1. Beyond communications: don’t just say something, be something
What portion of a marketer’s day is spent crafting messages and choosing media, versus actually innovating the brand experience itself? Success comes from flipping the focus and spending as much energy on designing experiences as disseminating messages. The challenges are many, and it’s much easier to stay in one place and run the message factory.
In a recent rebranding campaign, a big-box retailer recreated its slogan to focus on putting money back into its customer’s wallets. But behind this message, marketing leadership spearheading experience initiatives catalyzed a rethink of the brand itself: a redesign of all U.S. stores, a revitalized grocery department and a significant expansion of name brand offerings. The retailer also debuted breakthrough offers such as a low-cost prescription program. It was the magnitude of these changes that turbo-charged the increase in media spend, backing the promise with the delivery of new experiences.
2. Beyond consistency: embody both the True and the New
The second rule is built on a paradox: the strongest brands embody the seemingly opposite traits of authenticity and vitality. They are anchored by familiar and trustworthy images, while perpetually breaking through the clutter as "new news."
For instance, one multinational coffeehouse masters this duality by going well beyond the "brand book." Anchored in the timeless idea of "moments of connection," its chain creates a sense of vitality by "enabling variation," all the while "keeping the standard." Among the company’s 17,000 stores, no two are exactly the same, yet all use a flexible and immersive design palate that makes them identifiably a part of the brand.

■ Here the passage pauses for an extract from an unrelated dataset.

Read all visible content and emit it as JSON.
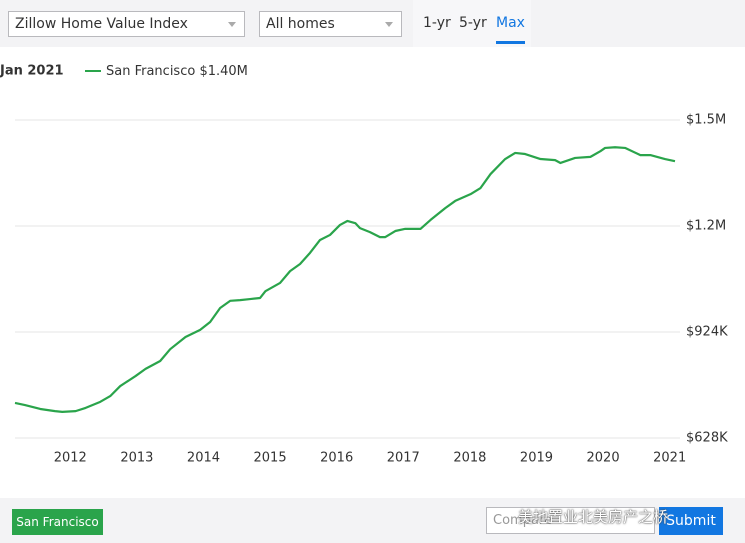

Each of 106,000 employees showcases an individual personality, but all participate in common ritual. The brand is both infinitely varied and singularly consistent.
3. Beyond customers: internal purpose drives external promise
No longer able to rely on just communications professionals to create and control brand image, the role of marketing is expanding -- becoming the catalyst of a highly energetic employee base that believes in a bigger mission and has the tools and incentives to deliver.
A global innovation company recognized this and launched an initiative to re-energize its brand story with the goal of unifying its 84,000 decentralized employees. They have a powerful story -- every five years the company aims to have almost a third of its revenue come from new inventions. Recent branding efforts focused on the internal rallying cry to celebrate the company’s unifying purpose of making progress possible. This inspired employees in their shared purpose and then encouraged those tens of thousands of global employees to do the work of bringing the brand to life.
Marketing isn’t dead -- the frame just needs to change. Whereas yesterday’s marketing was about creating a position in the mind of the consumers through consistent communications, the brand leaders of tomorrow foster memorable experiences that connect the enduring with the novel and give way to an entire corps of brand-builders, as numerous as employees themselves.